WHAT I WANT: I want to list Feedbacks based on several fields on User type, such as user's region (i.e. user.region: { contains: 'United States' }). Now I searched for a solution quite a lot like, #2311 , and I learned that amplify codegen only creates top-level filtering. In order to use cross-table filtering, I believe I need to modify resolvers, lambda functions, queries and inputs. Which, for a beginner, it looks quite complex.

WHAT I TRIED/CONSIDERED:

  1. I tried listing all Users and Feedbacks separately and filtering them in front-end. But then the client downloads all these unnecessary data. Also because of the pagination limit, user experience takes a hit as they see an empty list and repeatedly need to click Load More button.
  2. Thanks to some suggestions, I also thought about duplicating the User details in Feedback table to be able to search/filter them. Then the problem is that if User updates his/her info, duplicated values will be out-of-date. Also there will be too many duplicated data, as I need this feature for other tables also.
  3. I also heard about using ElasticSearch for this problem but someone mentioned for a simple filtering he got 30$ monthly cost, so I got cold feet.
  4. I tried the resolver solution to add a custom filtering in it. But I found that quite complex for a beginner. Also I will need this cross-table filtering in many other tables as well, so I think would be hard to manage. If that is the best-practice, I'd appreciate it if someone can guide me through it.

QUESTIONS:

  1. What would be the easiest/beginner-friendly solution for me to achieve this cross-table filtering? I am open to alternative solutions.
  2. Is this cross-table filtering a bad approach for a no-SQL setup? Since I need some relationship between two tables. (I thought @connection would be enough). Should I switch to an SQL setup before it is too late?
  3. Is it possible for Amplify to auto-generate a solution for this in the future?
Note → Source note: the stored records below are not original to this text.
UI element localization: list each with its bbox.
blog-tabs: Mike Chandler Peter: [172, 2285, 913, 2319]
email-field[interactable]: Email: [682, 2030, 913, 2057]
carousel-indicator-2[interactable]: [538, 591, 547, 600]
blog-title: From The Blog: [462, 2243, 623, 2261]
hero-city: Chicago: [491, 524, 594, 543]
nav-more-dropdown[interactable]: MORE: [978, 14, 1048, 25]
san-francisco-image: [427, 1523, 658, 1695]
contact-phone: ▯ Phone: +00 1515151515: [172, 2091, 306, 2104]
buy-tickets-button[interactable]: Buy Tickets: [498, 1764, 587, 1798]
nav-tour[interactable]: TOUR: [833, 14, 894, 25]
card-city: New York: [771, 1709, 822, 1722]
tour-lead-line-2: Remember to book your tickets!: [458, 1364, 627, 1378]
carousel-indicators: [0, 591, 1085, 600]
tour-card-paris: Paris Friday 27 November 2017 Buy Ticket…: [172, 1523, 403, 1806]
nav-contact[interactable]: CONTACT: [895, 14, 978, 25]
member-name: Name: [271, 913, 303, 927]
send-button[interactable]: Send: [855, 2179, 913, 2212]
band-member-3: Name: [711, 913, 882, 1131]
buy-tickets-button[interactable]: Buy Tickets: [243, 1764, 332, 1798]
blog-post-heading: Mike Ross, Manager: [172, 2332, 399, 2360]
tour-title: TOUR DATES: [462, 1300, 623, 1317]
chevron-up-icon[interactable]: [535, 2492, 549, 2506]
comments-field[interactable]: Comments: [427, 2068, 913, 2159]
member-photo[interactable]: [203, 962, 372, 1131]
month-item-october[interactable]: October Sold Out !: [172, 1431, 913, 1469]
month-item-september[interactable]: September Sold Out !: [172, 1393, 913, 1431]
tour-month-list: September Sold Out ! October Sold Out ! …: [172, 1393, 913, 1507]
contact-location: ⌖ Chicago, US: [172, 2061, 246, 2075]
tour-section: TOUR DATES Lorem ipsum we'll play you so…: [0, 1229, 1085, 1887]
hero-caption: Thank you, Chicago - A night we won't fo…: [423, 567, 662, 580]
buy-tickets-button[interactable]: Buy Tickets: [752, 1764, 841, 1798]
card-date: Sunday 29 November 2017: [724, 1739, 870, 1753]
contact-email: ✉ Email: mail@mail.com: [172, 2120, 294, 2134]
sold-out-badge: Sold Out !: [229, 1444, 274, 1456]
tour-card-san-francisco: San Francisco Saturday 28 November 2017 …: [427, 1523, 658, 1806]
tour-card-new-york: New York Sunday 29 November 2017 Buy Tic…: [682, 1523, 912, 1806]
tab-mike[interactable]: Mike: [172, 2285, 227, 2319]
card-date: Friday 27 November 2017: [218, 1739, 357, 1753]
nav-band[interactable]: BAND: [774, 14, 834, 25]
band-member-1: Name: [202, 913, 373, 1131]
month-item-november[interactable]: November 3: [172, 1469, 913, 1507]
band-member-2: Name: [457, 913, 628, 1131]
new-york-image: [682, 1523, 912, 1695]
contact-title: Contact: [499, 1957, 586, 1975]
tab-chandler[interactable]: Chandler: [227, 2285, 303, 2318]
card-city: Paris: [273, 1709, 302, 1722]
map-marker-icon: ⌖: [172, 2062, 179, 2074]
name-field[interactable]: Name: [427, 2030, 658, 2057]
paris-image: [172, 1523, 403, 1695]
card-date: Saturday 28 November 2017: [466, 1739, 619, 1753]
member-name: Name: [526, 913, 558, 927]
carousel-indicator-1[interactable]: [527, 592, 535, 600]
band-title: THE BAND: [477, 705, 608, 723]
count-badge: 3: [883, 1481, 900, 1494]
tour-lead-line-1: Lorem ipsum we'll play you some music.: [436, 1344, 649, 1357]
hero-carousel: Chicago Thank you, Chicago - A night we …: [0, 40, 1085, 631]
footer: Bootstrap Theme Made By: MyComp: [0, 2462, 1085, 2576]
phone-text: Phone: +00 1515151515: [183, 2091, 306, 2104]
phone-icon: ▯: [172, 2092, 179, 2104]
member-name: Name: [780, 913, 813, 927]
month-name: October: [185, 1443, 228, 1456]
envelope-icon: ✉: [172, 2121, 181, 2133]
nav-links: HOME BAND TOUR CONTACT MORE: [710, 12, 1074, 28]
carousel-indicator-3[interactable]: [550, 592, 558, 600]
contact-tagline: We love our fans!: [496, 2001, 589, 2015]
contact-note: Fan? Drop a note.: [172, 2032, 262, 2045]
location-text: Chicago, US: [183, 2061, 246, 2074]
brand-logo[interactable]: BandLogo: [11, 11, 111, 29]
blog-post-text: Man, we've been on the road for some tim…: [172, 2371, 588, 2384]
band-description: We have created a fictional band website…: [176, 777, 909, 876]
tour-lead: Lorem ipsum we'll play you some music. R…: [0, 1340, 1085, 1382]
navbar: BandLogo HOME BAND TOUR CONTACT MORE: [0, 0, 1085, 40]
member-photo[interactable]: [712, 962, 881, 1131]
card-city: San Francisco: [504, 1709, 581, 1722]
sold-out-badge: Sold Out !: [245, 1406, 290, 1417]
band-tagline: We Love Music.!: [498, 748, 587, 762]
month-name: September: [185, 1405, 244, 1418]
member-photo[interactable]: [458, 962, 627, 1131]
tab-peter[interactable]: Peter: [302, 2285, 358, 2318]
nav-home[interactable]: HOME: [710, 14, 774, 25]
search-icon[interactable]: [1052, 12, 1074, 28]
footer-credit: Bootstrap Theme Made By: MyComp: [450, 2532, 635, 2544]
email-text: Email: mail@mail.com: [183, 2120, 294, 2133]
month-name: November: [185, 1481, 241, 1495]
I feel like many people are experiencing the same issue.

Thank you in advance.


Solution

  • My former answer can still be useful for others in specific scenarios, but I found a better way to achieve nested filtering when I realized you can filter nested items in custom queries.

    Schema:

        type User @model {
            id: ID!
            email: String!
            name: String!
            region: String!
            sector: String!
            companyType: String!
            feedbacks: [Feedback] @connection # <-- User has many feedbacks
        }
    

    Custom query:

        query ListUserWithFeedback(
            $filter: ModelUserFilterInput # <-- Filter Users by Region or any other User field
            $limit: Int
            $nextToken: String
            $filterFeedback: ModelFeedbackFilterInput # <-- Filter inner Feedbacks by Feedback fields
            $nextTokenFeedback: String
            ) {
            listUsers(filter: $filter, limit: $limit, nextToken: $nextToken) {
                items {
                id
                email
                name
                region
                sector
                companyType
                feedbacks(filter: $filterFeedback, nextToken: $nextTokenFeedback) {
                    items {
                    content
                    createdAt
                    id
                    score
                    }
                    nextToken
                }
                createdAt
                updatedAt
                }
                nextToken
            }
        }
    

    $filter can be something like:

        { region: { contains: 'Turkey' } }
    

    $filterFeedback can be like:

        {
            and: [{ content: { contains: 'hello' }, score: { ge: 4 } }]
        }
    

    This way both Users and Feedbacks can be filtered at the same time.